Paula Nelson goes to "Atlantic-Cite'" to meet her lover, Richard Politzer, at an unknown point in the future. Once there, she learns that Richard is dead and decides to investigate. In her hotel room she meets Typhus, whom she ends up knocking out. His corpse is later found in the apartment of writer David Goodis. Paula is arrested and interrogated. From then on, she encounters many gangsters.
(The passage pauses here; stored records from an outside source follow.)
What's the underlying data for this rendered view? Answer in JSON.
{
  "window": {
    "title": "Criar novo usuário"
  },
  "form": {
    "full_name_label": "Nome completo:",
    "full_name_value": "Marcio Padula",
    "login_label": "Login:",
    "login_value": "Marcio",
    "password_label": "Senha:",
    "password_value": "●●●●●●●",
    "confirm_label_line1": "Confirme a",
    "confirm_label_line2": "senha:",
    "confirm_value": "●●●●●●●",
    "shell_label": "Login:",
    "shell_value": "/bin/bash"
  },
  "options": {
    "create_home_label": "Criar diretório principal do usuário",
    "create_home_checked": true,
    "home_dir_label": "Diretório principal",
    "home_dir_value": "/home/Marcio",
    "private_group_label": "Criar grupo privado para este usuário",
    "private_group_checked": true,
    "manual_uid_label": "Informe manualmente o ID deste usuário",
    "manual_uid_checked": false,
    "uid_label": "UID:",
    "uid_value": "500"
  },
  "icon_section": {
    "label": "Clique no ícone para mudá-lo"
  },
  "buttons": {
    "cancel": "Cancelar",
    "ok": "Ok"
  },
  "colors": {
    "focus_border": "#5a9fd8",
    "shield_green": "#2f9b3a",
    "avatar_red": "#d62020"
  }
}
The movie was shot at the same time as Two or Three Things I Know About Her. Godard did it to help his friend and producer, Georges de Beauregard, through difficulties after the censorship of The Nun, a movie by Jacques Rivette, that he produced. This is the last full-length movie on which Anna Karina and Jean-Luc Godard collaborated. He again directed her in a segment of the movie Le plus vieux métier du monde. Marianne Faithfull has a cameo in a cafe scene where she sings "As Tears Go By". Characters in the film are named for such real-life personages as Don Siegel, Kenji Mizoguchi, Richard Widmark, Robert McNamara, David Goodis, and Richard Nixon. Paula Nelson is probably named for Baby Face Nelson, about whom Siegel had made a film starring Mickey Rooney. The film is dedicated to "Nick and Sam," referring to Nicholas Ray and Samuel Fuller, "Hollywood mavericks who were objects of filial awe and Oedipal aggression" for Godard.
Reception
Made in U.S.A "has rarely been seen in the U.S.A."; it was shown at the 1967 New York Film Festival, prompting The New York Times to call it an "often bewildering potpourri of film narration, imagery and message" and point out that "Anna Karina, as the questing girl friend, supplies not only a luminous beauty but also a unifying thread of humanity." Over forty years later, A.O. Scott saw it at Film Forum and said while it is "far from a lost masterpiece, it is nonetheless a bright and jagged piece of the jigsaw puzzle of Mr. Godard’s career"; he suggested a number of "reasons for non-Godardians" to see the film:
There is, for one thing, a pouting and lovely Marianne Faithfull singing an a capella version of 'As Tears Go By.' There are skinny young men smoking and arguing. There are the bright Pop colors of modernity juxtaposed with the weathered, handsome ordinariness of Old France, all of it beautifully photographed by Raoul Coutard. There are political speeches delivered via squawk box. And of course there is a maddening, liberating indifference to conventions of narrative coherence, psychological verisimilitude or emotional accessibility.